Effective July 1, 2015, Indiana’s laws governing the payment of wages will be amended to minimize employer exposure for violations and expand allowable wage deductions.

The first change affects the damages available for an employer’s failure to pay wages within a required timeframe or when an improper deduction was made from wages. Previously, the wage law provided for an automatic steep penalty to employers for any unpaid wages — the damages accrued at 10% of the unpaid amount due per day, capped at double the amount of the unpaid wages. This was in addition to the original amount of unpaid wages due. This meant that after 10 days had passed since the wages were due, employers faced automatic damages amounting to three times the amount of unpaid wages, plus attorney’s fees and costs. 

Under the new amendments, an employer is still liable for the amount of unpaid wages. The statute also still states that if an employer recovers an amount of unpaid wages, the court shall order as costs a reasonable fee for the plaintiff’s attorney and court costs.  However, liquidated damages are no longer automatic and do not accrue at 10% per day.

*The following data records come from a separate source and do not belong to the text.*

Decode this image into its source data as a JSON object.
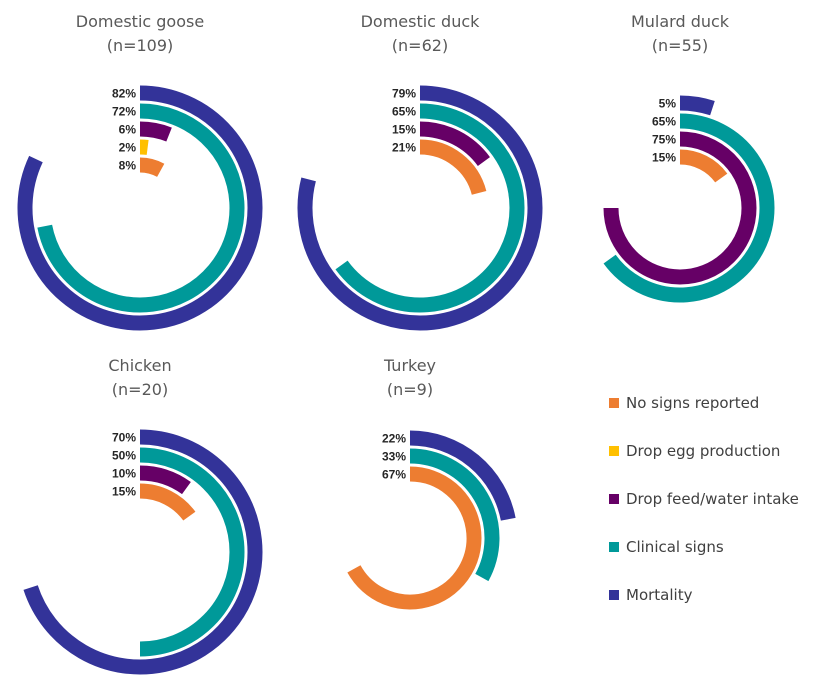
{
  "chart_data": {
    "type": "radial_bar",
    "series": [
      {
        "key": "no_signs",
        "name": "No signs reported",
        "color": "#ED7D31"
      },
      {
        "key": "drop_egg",
        "name": "Drop egg production",
        "color": "#FFC000"
      },
      {
        "key": "drop_feed",
        "name": "Drop feed/water intake",
        "color": "#660066"
      },
      {
        "key": "clinical",
        "name": "Clinical signs",
        "color": "#009999"
      },
      {
        "key": "mortality",
        "name": "Mortality",
        "color": "#333399"
      }
    ],
    "panels": [
      {
        "title": "Domestic goose",
        "n_label": "(n=109)",
        "bars": [
          {
            "series": "mortality",
            "value": 82,
            "label": "82%"
          },
          {
            "series": "clinical",
            "value": 72,
            "label": "72%"
          },
          {
            "series": "drop_feed",
            "value": 6,
            "label": "6%"
          },
          {
            "series": "drop_egg",
            "value": 2,
            "label": "2%"
          },
          {
            "series": "no_signs",
            "value": 8,
            "label": "8%"
          }
        ]
      },
      {
        "title": "Domestic duck",
        "n_label": "(n=62)",
        "bars": [
          {
            "series": "mortality",
            "value": 79,
            "label": "79%"
          },
          {
            "series": "clinical",
            "value": 65,
            "label": "65%"
          },
          {
            "series": "drop_feed",
            "value": 15,
            "label": "15%"
          },
          {
            "series": "no_signs",
            "value": 21,
            "label": "21%"
          }
        ]
      },
      {
        "title": "Mulard duck",
        "n_label": "(n=55)",
        "bars": [
          {
            "series": "mortality",
            "value": 5,
            "label": "5%"
          },
          {
            "series": "clinical",
            "value": 65,
            "label": "65%"
          },
          {
            "series": "drop_feed",
            "value": 75,
            "label": "75%"
          },
          {
            "series": "no_signs",
            "value": 15,
            "label": "15%"
          }
        ]
      },
      {
        "title": "Chicken",
        "n_label": "(n=20)",
        "bars": [
          {
            "series": "mortality",
            "value": 70,
            "label": "70%"
          },
          {
            "series": "clinical",
            "value": 50,
            "label": "50%"
          },
          {
            "series": "drop_feed",
            "value": 10,
            "label": "10%"
          },
          {
            "series": "no_signs",
            "value": 15,
            "label": "15%"
          }
        ]
      },
      {
        "title": "Turkey",
        "n_label": "(n=9)",
        "bars": [
          {
            "series": "mortality",
            "value": 22,
            "label": "22%"
          },
          {
            "series": "clinical",
            "value": 33,
            "label": "33%"
          },
          {
            "series": "no_signs",
            "value": 67,
            "label": "67%"
          }
        ]
      }
    ],
    "value_range": [
      0,
      100
    ],
    "legend_position": "right"
  }
}
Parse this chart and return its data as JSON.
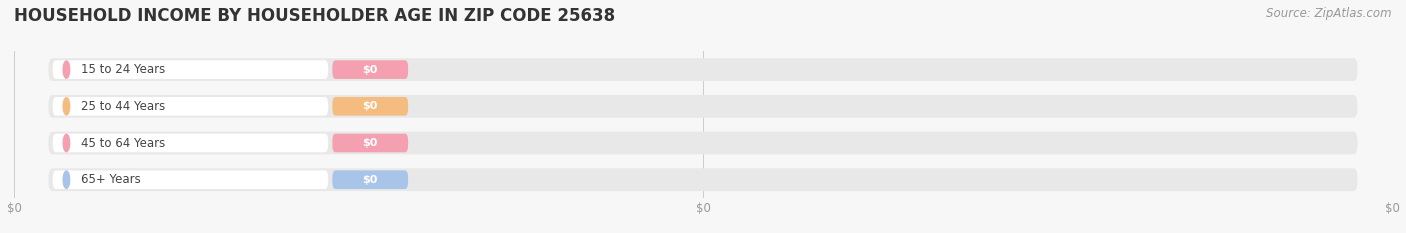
{
  "title": "HOUSEHOLD INCOME BY HOUSEHOLDER AGE IN ZIP CODE 25638",
  "source": "Source: ZipAtlas.com",
  "categories": [
    "15 to 24 Years",
    "25 to 44 Years",
    "45 to 64 Years",
    "65+ Years"
  ],
  "values": [
    0,
    0,
    0,
    0
  ],
  "bar_colors": [
    "#f4a0b0",
    "#f5bc80",
    "#f4a0b0",
    "#a8c4e8"
  ],
  "background_color": "#f7f7f7",
  "bar_bg_color": "#e8e8e8",
  "title_fontsize": 12,
  "source_fontsize": 8.5,
  "figsize": [
    14.06,
    2.33
  ],
  "dpi": 100
}
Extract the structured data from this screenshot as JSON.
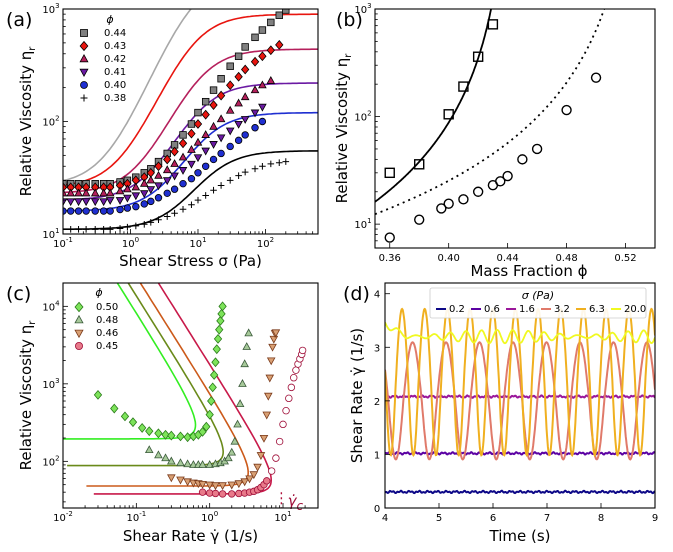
{
  "panels": [
    {
      "label": "(a)"
    },
    {
      "label": "(b)"
    },
    {
      "label": "(c)"
    },
    {
      "label": "(d)"
    }
  ],
  "chart_data": [
    {
      "id": "a",
      "type": "scatter",
      "xlabel": "Shear Stress σ (Pa)",
      "ylabel": "Relative Viscosity η_r",
      "xscale": "log",
      "yscale": "log",
      "xlim": [
        0.1,
        600
      ],
      "ylim": [
        10,
        1000
      ],
      "xticks": [
        {
          "v": 0.1,
          "label": "10^-1"
        },
        {
          "v": 1,
          "label": "10^0"
        },
        {
          "v": 10,
          "label": "10^1"
        },
        {
          "v": 100,
          "label": "10^2"
        }
      ],
      "yticks": [
        {
          "v": 10,
          "label": "10^1"
        },
        {
          "v": 100,
          "label": "10^2"
        },
        {
          "v": 1000,
          "label": "10^3"
        }
      ],
      "legend_title": "ϕ",
      "legend_position": "top-left",
      "series": [
        {
          "name": "0.44",
          "marker": "square",
          "color": "#808080",
          "eta0": 27,
          "etainf": 2000,
          "sigmastar": 8,
          "x": [
            0.1,
            0.13,
            0.17,
            0.22,
            0.3,
            0.4,
            0.5,
            0.7,
            0.9,
            1.2,
            1.6,
            2,
            2.6,
            3.5,
            4.5,
            6,
            8,
            10,
            13,
            17,
            22,
            30,
            40,
            50,
            70,
            90,
            120,
            160,
            200
          ],
          "y": [
            28,
            28,
            28,
            28,
            28,
            28,
            28,
            29,
            30,
            32,
            35,
            38,
            44,
            52,
            62,
            76,
            95,
            120,
            150,
            190,
            240,
            310,
            380,
            460,
            560,
            650,
            760,
            880,
            980
          ]
        },
        {
          "name": "0.43",
          "marker": "diamond",
          "color": "#e8150f",
          "eta0": 26,
          "etainf": 900,
          "sigmastar": 8,
          "x": [
            0.1,
            0.13,
            0.17,
            0.22,
            0.3,
            0.4,
            0.5,
            0.7,
            0.9,
            1.2,
            1.6,
            2,
            2.6,
            3.5,
            4.5,
            6,
            8,
            10,
            13,
            17,
            22,
            30,
            40,
            50,
            70,
            90,
            120,
            160
          ],
          "y": [
            26,
            26,
            26,
            26,
            26,
            26,
            26,
            27,
            28,
            30,
            32,
            35,
            40,
            46,
            54,
            64,
            78,
            95,
            115,
            140,
            170,
            210,
            250,
            290,
            340,
            380,
            430,
            480
          ]
        },
        {
          "name": "0.42",
          "marker": "triangle",
          "color": "#b5205c",
          "eta0": 23,
          "etainf": 440,
          "sigmastar": 10,
          "x": [
            0.1,
            0.13,
            0.17,
            0.22,
            0.3,
            0.4,
            0.5,
            0.7,
            0.9,
            1.2,
            1.6,
            2,
            2.6,
            3.5,
            4.5,
            6,
            8,
            10,
            13,
            17,
            22,
            30,
            40,
            50,
            70,
            90,
            120
          ],
          "y": [
            23,
            23,
            23,
            23,
            23,
            23,
            23,
            24,
            25,
            26,
            28,
            30,
            33,
            37,
            42,
            48,
            56,
            65,
            76,
            90,
            105,
            125,
            145,
            165,
            190,
            210,
            230
          ]
        },
        {
          "name": "0.41",
          "marker": "triangle-down",
          "color": "#6b1aa3",
          "eta0": 20,
          "etainf": 220,
          "sigmastar": 10,
          "x": [
            0.1,
            0.13,
            0.17,
            0.22,
            0.3,
            0.4,
            0.5,
            0.7,
            0.9,
            1.2,
            1.6,
            2,
            2.6,
            3.5,
            4.5,
            6,
            8,
            10,
            13,
            17,
            22,
            30,
            40,
            50,
            70,
            90
          ],
          "y": [
            19.5,
            19.5,
            19.5,
            19.5,
            19.5,
            19.5,
            20,
            20,
            21,
            22,
            23,
            25,
            27,
            30,
            33,
            37,
            42,
            48,
            55,
            63,
            72,
            83,
            95,
            105,
            120,
            135
          ]
        },
        {
          "name": "0.40",
          "marker": "circle",
          "color": "#1f2fd1",
          "eta0": 16,
          "etainf": 120,
          "sigmastar": 12,
          "x": [
            0.1,
            0.13,
            0.17,
            0.22,
            0.3,
            0.4,
            0.5,
            0.7,
            0.9,
            1.2,
            1.6,
            2,
            2.6,
            3.5,
            4.5,
            6,
            8,
            10,
            13,
            17,
            22,
            30,
            40,
            50,
            70,
            90
          ],
          "y": [
            16,
            16,
            16,
            16,
            16,
            16,
            16,
            16.5,
            17,
            17.5,
            18.5,
            19.5,
            21,
            23,
            25,
            28,
            31,
            35,
            40,
            46,
            52,
            60,
            68,
            76,
            88,
            100
          ]
        },
        {
          "name": "0.38",
          "marker": "plus",
          "color": "#000000",
          "eta0": 11,
          "etainf": 55,
          "sigmastar": 15,
          "x": [
            0.1,
            0.13,
            0.17,
            0.22,
            0.3,
            0.4,
            0.5,
            0.7,
            0.9,
            1.2,
            1.6,
            2,
            2.6,
            3.5,
            4.5,
            6,
            8,
            10,
            13,
            17,
            22,
            30,
            40,
            50,
            70,
            90,
            120,
            160,
            200
          ],
          "y": [
            11,
            11,
            11,
            11,
            11,
            11,
            11,
            11.2,
            11.5,
            11.8,
            12.2,
            12.7,
            13.4,
            14.3,
            15.3,
            16.6,
            18.2,
            20,
            22,
            24.5,
            27,
            30,
            33,
            35.5,
            38,
            40,
            42,
            43,
            44
          ]
        }
      ],
      "fit_curves": "solid lines in series colors (0.44 fit drawn in light gray)"
    },
    {
      "id": "b",
      "type": "scatter",
      "xlabel": "Mass Fraction ϕ",
      "ylabel": "Relative Viscosity η_r",
      "xscale": "linear",
      "yscale": "log",
      "xlim": [
        0.35,
        0.54
      ],
      "ylim": [
        6,
        1000
      ],
      "xticks": [
        {
          "v": 0.36,
          "label": "0.36"
        },
        {
          "v": 0.4,
          "label": "0.40"
        },
        {
          "v": 0.44,
          "label": "0.44"
        },
        {
          "v": 0.48,
          "label": "0.48"
        },
        {
          "v": 0.52,
          "label": "0.52"
        }
      ],
      "yticks": [
        {
          "v": 10,
          "label": "10^1"
        },
        {
          "v": 100,
          "label": "10^2"
        },
        {
          "v": 1000,
          "label": "10^3"
        }
      ],
      "series": [
        {
          "marker": "open-square",
          "x": [
            0.36,
            0.38,
            0.4,
            0.41,
            0.42,
            0.43
          ],
          "y": [
            30,
            36,
            105,
            190,
            360,
            720
          ],
          "fit": "solid",
          "phimax": 0.443,
          "A": 0.26,
          "n": 2.2
        },
        {
          "marker": "open-circle",
          "x": [
            0.36,
            0.38,
            0.395,
            0.4,
            0.41,
            0.42,
            0.43,
            0.435,
            0.44,
            0.45,
            0.46,
            0.48,
            0.5
          ],
          "y": [
            7.5,
            11,
            14,
            15.5,
            17,
            20,
            23,
            25,
            28,
            40,
            50,
            115,
            230
          ],
          "fit": "dotted",
          "phimax": 0.53,
          "A": 1.15,
          "n": 2.2
        }
      ]
    },
    {
      "id": "c",
      "type": "scatter",
      "xlabel": "Shear Rate γ̇ (1/s)",
      "ylabel": "Relative Viscosity η_r",
      "xscale": "log",
      "yscale": "log",
      "xlim": [
        0.01,
        30
      ],
      "ylim": [
        25,
        20000
      ],
      "xticks": [
        {
          "v": 0.01,
          "label": "10^-2"
        },
        {
          "v": 0.1,
          "label": "10^-1"
        },
        {
          "v": 1,
          "label": "10^0"
        },
        {
          "v": 10,
          "label": "10^1"
        }
      ],
      "yticks": [
        {
          "v": 100,
          "label": "10^2"
        },
        {
          "v": 1000,
          "label": "10^3"
        },
        {
          "v": 10000,
          "label": "10^4"
        }
      ],
      "legend_title": "ϕ",
      "legend_position": "top-left",
      "annotation": "γ̇_c",
      "critical_rate": 9.5,
      "series": [
        {
          "name": "0.50",
          "marker": "diamond",
          "color": "#7de35a",
          "edge": "#2a7a1a",
          "curve": "#33ee22",
          "base": 195,
          "wall": 1.3,
          "x": [
            0.03,
            0.05,
            0.07,
            0.09,
            0.12,
            0.15,
            0.2,
            0.25,
            0.3,
            0.4,
            0.5,
            0.6,
            0.7,
            0.8,
            0.9,
            1.0,
            1.05,
            1.1,
            1.15,
            1.2,
            1.25,
            1.3,
            1.35,
            1.4,
            1.45,
            1.5
          ],
          "y": [
            720,
            480,
            380,
            320,
            270,
            245,
            230,
            220,
            215,
            210,
            205,
            210,
            220,
            240,
            280,
            400,
            600,
            900,
            1300,
            1900,
            2800,
            3800,
            5000,
            6500,
            8000,
            10000
          ]
        },
        {
          "name": "0.48",
          "marker": "triangle",
          "color": "#a7c99a",
          "edge": "#3a5a3a",
          "curve": "#6a8a1a",
          "base": 88,
          "wall": 3.1,
          "x": [
            0.15,
            0.2,
            0.25,
            0.3,
            0.4,
            0.5,
            0.6,
            0.7,
            0.8,
            1.0,
            1.2,
            1.4,
            1.6,
            1.8,
            2.0,
            2.2,
            2.4,
            2.6,
            2.8,
            3.0,
            3.2,
            3.4
          ],
          "y": [
            140,
            120,
            110,
            100,
            95,
            92,
            90,
            90,
            90,
            90,
            92,
            95,
            100,
            110,
            130,
            180,
            300,
            550,
            1000,
            1800,
            3000,
            4500
          ]
        },
        {
          "name": "0.46",
          "marker": "triangle-down",
          "color": "#d9a074",
          "edge": "#7a3a1a",
          "curve": "#cc5a1a",
          "base": 48,
          "wall": 6.8,
          "x": [
            0.3,
            0.4,
            0.5,
            0.6,
            0.7,
            0.8,
            1.0,
            1.2,
            1.5,
            2.0,
            2.5,
            3.0,
            3.5,
            4.0,
            4.5,
            5.0,
            5.5,
            6.0,
            6.3,
            6.6,
            6.9,
            7.2,
            7.5,
            7.8,
            8.0
          ],
          "y": [
            62,
            58,
            55,
            53,
            52,
            51,
            50,
            49,
            49,
            50,
            52,
            55,
            60,
            68,
            85,
            120,
            200,
            400,
            700,
            1200,
            2000,
            3000,
            3800,
            4500,
            4600
          ]
        },
        {
          "name": "0.45",
          "marker": "circle",
          "color": "#e87a8a",
          "edge": "#a0103a",
          "curve": "#c81a4a",
          "base": 38,
          "wall": 14,
          "x": [
            0.8,
            1.0,
            1.2,
            1.5,
            2.0,
            2.5,
            3.0,
            3.5,
            4.0,
            4.5,
            5.0,
            5.5,
            6.0,
            7.0,
            8.0,
            9.0,
            10,
            11,
            12,
            13,
            14,
            15,
            16,
            17,
            18,
            18.5
          ],
          "y": [
            40,
            39,
            38.5,
            38,
            38,
            38.5,
            39,
            40,
            41,
            43,
            46,
            50,
            56,
            75,
            110,
            180,
            300,
            450,
            650,
            900,
            1200,
            1500,
            1800,
            2100,
            2400,
            2700
          ]
        }
      ]
    },
    {
      "id": "d",
      "type": "line",
      "xlabel": "Time (s)",
      "ylabel": "Shear Rate γ̇ (1/s)",
      "xlim": [
        4,
        9
      ],
      "ylim": [
        0,
        4.2
      ],
      "xticks": [
        4,
        5,
        6,
        7,
        8,
        9
      ],
      "yticks": [
        0,
        1,
        2,
        3,
        4
      ],
      "legend_title": "σ (Pa)",
      "legend_position": "top",
      "series": [
        {
          "name": "0.2",
          "color": "#0d0887",
          "mean": 0.3,
          "amp": 0.0
        },
        {
          "name": "0.6",
          "color": "#5b02a3",
          "mean": 1.02,
          "amp": 0.0
        },
        {
          "name": "1.6",
          "color": "#9a179b",
          "mean": 2.08,
          "amp": 0.0
        },
        {
          "name": "3.2",
          "color": "#e07a6a",
          "mean": 2.0,
          "amp": 1.15,
          "period": 0.62
        },
        {
          "name": "6.3",
          "color": "#f0b020",
          "mean": 2.35,
          "amp": 1.3,
          "period": 0.42
        },
        {
          "name": "20.0",
          "color": "#f0f921",
          "mean": 3.2,
          "amp": 0.15,
          "period": 0.3
        }
      ]
    }
  ]
}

Liquidated damages are now only awarded if the court determines the employer was not acting in “good faith.” Also, if awarded, liquidated damages are set as two times the amount of wages due the employee.  See Ind. Code § 22-2-5-2. Good faith is not defined by the statute, and it is expected that future court decisions will define that term.

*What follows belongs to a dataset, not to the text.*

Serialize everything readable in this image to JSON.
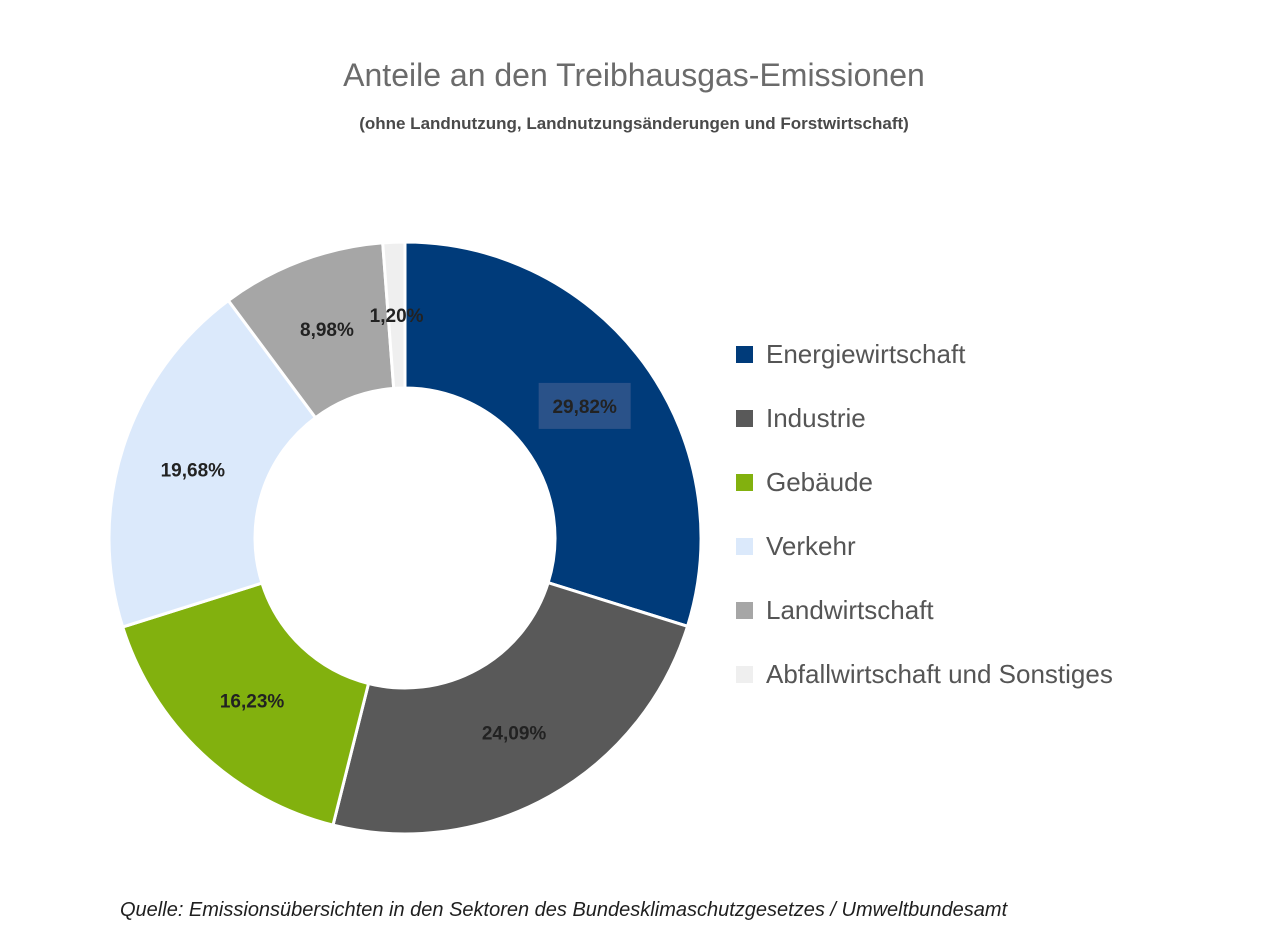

The second set of changes expands the list of wage deductions — called wage assignments in Indiana — that are allowable under Indiana law. To be lawful, a wage assignment must be (1) in writing, (2) signed by the employee personally, (3) by its terms revocable at any time by the employee upon written notice to the employer, (4) agreed to in writing by the employer and (5) be one of the listed valid wage assignments found in Ind. Code § 22-2-6-2. The new amendments [in bold below] add the following as valid wage assignments:

  • The purchase price of merchandise, goods, or food offered by the employer and sold to the employee, for the employee’s benefit, use, or consumption, at the written request of the employer;
  • The purchase of uniforms and equipment necessary for the job (subject to a cap of the lesser of $2,500 per year or 5% of the employee’s weekly disposable earnings);
  • Reimbursement of education or employee skills training costs (unless the education or training were provided, in whole or in part, through an economic development incentive from a federal, state, or local program); and
  • An advance for payroll or vacation pay.

Finally, the law now caps the interest an employer may charge an employee for amounts loaned or advanced to the employee and repaid through a wage assignment at 4% above the prime interest rate.